An Eastern European state, Latvia is one of the three Baltic States, the others being Estonia (to the north) and Lithuania (to the south). Latvia also borders Russia and Belarus to the east, and has a sandy 531 km coastline with the Baltic Sea and a total land area of 64,589 sq km.
The terrain is mostly low plain, with the highest point at 312 metres above sea level. Natural resources include peat, gypsum, clay, dolomite, limestone, amber and woodland; arable farming makes up around 27% of land use. However, Latvia’s wet climate means that agricultural land requires drainage.
The climate of Latvia is maritime and temperate, but the winters can be extreme due to the northern location.
The coldest months are January and February, when the average temperature is -4°C. Due to the proximity of the ocean autumn rains and fogs are frequent, daylight is short in October, November. Continuous snow cover lasts eighty-two days.
The summers in Latvia are very pleasant and modest, with an average temperature of 17°C, the peak goes occasionally as high as 30°C. The Latvians wake from the tacit and somewhat melancholic winter and enjoy the daylight and warm all through the spring and summer.

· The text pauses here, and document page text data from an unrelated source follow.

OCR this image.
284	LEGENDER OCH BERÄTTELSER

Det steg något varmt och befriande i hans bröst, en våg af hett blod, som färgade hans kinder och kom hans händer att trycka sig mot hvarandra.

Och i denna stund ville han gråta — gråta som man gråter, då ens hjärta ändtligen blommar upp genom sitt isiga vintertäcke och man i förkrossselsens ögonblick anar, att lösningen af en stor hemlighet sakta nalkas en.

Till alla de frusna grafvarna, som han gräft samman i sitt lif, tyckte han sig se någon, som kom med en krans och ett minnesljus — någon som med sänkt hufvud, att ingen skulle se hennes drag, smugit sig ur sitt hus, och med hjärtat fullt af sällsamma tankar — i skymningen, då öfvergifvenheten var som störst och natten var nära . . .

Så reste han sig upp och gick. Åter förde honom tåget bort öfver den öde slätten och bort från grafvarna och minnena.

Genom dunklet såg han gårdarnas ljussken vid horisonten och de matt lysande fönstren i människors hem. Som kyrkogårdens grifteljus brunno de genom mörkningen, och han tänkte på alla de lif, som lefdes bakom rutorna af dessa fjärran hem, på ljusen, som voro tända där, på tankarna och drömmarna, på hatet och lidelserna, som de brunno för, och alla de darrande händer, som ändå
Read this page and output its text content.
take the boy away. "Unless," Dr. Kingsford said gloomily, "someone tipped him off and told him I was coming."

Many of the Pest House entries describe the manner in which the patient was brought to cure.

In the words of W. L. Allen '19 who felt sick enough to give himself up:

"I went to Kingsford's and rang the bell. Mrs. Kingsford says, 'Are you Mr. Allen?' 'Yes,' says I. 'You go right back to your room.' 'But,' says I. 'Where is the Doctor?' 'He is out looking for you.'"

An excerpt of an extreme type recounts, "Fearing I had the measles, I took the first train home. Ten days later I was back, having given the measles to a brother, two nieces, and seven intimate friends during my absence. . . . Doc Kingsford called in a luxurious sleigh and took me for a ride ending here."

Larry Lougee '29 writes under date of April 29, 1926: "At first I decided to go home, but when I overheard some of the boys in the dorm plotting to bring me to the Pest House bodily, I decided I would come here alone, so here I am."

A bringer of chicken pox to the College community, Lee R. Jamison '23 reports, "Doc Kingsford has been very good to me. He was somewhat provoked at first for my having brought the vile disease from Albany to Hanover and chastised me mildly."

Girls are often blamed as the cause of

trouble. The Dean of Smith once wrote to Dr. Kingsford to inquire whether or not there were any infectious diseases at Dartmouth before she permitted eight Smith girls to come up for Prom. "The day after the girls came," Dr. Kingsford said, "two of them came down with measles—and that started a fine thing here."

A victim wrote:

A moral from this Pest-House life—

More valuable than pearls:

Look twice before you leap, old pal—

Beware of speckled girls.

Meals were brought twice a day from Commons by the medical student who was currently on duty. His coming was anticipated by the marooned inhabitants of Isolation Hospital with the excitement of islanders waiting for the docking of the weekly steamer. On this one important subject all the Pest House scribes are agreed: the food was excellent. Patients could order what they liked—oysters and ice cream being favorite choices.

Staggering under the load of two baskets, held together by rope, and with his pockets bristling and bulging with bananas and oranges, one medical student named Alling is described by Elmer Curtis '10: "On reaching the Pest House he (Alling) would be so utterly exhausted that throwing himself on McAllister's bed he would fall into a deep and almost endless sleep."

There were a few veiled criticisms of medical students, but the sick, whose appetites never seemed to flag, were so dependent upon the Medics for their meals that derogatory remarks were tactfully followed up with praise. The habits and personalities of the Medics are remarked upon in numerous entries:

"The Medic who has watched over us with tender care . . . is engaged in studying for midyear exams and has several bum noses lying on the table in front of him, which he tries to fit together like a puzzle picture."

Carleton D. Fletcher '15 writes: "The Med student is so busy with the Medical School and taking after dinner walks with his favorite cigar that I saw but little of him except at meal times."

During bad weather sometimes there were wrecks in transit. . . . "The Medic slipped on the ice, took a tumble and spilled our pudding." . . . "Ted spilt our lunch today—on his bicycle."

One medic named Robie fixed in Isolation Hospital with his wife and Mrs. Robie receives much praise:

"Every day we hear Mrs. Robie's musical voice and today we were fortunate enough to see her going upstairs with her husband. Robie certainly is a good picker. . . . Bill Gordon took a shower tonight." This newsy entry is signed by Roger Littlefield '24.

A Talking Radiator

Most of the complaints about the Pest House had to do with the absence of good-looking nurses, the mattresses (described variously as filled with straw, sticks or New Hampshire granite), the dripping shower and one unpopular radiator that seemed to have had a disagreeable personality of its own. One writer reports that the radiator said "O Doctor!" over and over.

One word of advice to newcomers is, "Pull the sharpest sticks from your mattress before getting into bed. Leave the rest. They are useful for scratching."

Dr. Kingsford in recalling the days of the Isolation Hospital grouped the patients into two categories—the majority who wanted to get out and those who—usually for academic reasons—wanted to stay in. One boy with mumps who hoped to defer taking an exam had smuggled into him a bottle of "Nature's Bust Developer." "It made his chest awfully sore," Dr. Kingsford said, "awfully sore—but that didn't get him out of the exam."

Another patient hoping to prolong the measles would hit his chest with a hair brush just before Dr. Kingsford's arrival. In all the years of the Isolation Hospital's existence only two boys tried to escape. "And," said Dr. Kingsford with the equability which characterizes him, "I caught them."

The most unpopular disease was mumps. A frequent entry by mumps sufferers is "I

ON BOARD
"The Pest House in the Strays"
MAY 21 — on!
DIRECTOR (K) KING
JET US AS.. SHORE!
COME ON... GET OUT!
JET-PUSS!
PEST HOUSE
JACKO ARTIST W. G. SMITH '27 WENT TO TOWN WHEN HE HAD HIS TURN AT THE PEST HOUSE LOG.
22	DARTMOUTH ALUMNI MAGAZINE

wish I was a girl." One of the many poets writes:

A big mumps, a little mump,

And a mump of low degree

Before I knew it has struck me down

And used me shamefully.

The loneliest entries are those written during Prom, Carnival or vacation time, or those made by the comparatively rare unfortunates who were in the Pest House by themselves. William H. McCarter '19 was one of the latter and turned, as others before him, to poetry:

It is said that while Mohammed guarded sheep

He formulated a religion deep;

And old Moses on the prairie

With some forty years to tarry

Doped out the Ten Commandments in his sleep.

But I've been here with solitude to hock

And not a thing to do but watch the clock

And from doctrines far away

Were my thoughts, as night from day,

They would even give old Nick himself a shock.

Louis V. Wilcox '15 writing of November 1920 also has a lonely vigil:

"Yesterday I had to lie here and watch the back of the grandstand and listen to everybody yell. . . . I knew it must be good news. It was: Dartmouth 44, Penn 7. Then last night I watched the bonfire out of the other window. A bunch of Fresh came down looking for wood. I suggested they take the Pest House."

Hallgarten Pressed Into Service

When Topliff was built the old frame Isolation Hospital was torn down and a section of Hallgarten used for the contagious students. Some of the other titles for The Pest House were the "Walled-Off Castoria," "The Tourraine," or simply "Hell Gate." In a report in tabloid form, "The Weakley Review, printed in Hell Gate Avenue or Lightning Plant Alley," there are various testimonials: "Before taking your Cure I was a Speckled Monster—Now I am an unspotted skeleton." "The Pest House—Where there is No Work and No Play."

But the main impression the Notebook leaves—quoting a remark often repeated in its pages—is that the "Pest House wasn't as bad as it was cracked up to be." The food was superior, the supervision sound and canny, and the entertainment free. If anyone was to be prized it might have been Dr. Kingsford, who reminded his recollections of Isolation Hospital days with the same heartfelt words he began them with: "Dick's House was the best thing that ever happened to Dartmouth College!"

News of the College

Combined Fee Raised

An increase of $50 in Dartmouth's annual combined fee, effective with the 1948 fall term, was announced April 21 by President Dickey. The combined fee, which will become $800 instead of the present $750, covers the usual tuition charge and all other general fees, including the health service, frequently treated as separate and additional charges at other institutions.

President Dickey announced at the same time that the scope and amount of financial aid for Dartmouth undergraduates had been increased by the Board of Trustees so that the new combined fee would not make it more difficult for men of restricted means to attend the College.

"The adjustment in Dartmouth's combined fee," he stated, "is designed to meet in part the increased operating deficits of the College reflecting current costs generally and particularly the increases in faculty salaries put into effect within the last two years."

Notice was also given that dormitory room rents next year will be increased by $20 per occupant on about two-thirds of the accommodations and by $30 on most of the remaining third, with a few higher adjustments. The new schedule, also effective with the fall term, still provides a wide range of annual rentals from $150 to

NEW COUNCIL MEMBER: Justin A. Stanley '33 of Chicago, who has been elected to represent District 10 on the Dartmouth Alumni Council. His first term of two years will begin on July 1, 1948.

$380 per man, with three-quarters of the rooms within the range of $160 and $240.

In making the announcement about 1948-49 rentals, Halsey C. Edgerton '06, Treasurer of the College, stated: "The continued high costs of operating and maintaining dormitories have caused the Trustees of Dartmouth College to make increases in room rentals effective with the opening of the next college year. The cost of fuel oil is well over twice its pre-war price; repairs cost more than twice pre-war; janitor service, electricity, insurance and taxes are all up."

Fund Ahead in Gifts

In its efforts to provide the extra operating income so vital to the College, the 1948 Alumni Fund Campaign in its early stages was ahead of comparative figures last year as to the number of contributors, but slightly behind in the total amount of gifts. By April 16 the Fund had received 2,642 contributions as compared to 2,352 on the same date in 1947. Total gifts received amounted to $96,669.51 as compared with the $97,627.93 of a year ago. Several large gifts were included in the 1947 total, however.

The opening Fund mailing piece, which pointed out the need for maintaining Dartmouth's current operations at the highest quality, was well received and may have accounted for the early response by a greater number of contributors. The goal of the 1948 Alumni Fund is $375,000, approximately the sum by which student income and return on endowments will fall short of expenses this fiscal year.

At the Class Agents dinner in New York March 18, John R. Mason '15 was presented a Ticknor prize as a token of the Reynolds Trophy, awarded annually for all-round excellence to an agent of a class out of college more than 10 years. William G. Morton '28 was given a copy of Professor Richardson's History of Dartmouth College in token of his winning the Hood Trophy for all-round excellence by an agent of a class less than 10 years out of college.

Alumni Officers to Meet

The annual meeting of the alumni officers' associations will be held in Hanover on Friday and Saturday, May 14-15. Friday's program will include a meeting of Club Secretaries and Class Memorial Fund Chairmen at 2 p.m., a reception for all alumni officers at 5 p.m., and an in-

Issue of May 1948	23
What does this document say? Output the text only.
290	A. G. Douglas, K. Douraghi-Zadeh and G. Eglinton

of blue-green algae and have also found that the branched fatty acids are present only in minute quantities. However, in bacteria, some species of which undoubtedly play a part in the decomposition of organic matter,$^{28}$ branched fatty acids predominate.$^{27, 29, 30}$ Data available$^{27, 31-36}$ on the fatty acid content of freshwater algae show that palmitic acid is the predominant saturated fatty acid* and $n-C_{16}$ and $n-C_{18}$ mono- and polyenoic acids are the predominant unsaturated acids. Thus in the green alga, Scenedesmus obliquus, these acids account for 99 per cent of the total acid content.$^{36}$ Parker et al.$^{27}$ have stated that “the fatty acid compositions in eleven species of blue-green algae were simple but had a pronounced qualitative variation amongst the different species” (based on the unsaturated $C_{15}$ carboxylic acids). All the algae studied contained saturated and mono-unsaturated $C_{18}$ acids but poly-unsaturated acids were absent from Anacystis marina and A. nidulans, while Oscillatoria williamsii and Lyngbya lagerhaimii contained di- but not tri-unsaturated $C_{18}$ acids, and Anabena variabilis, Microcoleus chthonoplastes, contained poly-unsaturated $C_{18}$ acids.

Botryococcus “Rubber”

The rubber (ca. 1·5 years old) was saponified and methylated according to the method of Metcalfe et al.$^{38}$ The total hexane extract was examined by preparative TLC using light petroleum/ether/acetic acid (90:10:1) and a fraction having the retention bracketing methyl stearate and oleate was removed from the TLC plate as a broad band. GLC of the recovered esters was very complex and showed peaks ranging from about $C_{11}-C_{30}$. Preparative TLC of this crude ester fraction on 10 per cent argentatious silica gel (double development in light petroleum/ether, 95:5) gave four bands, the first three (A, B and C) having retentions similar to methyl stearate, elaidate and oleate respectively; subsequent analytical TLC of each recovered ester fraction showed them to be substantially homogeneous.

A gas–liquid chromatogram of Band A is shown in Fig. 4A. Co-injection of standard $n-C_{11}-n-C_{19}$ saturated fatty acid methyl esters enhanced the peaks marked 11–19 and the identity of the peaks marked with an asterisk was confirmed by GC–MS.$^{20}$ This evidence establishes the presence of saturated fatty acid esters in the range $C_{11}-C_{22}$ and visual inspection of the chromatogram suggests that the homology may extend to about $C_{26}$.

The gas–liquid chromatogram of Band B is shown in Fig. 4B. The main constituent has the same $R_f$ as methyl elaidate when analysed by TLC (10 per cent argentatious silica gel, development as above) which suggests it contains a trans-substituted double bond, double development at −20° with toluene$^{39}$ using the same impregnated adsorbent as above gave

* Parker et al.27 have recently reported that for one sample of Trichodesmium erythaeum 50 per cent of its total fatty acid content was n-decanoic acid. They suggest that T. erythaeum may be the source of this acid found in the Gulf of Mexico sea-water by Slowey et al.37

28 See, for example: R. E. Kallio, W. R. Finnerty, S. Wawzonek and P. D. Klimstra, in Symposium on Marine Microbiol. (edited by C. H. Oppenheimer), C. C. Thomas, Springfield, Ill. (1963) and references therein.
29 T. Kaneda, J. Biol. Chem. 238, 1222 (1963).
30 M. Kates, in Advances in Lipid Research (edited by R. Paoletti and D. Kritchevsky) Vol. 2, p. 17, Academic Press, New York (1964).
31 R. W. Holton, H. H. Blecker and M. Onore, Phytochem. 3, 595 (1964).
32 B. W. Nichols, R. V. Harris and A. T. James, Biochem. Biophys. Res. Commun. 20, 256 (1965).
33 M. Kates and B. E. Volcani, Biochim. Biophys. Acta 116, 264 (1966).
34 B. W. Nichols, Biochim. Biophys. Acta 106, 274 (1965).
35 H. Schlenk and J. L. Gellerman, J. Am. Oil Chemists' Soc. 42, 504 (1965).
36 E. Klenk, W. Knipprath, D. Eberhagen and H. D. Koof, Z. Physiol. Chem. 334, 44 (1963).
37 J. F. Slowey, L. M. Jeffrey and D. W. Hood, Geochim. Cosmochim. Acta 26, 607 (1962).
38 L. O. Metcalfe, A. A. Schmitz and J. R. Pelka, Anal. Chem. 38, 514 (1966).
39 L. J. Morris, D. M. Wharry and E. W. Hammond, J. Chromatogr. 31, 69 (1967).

The capital is Riga, which is also one of Latvia’s three major ports; Liepaja and Ventspils are the other two.
Latvia is a parliamentary democracy. It has a unicameral parliament (the Saeima) with 100 members who are elected by direct, popular vote to serve four-year terms.
The President is elected by the Saeima for a four-year term; the current President is Valdis Zatlers, who was elected on May 31, 2007. The Prime Minister is also elected by the Saeima; the current Prime Minister is Valdis Dombrovskis, who was elected on March 12, 2009.
The Cabinet of Ministers is nominated by the Prime Minister, and must receive a confidence vote by the Saeima before it can start exercising its duties.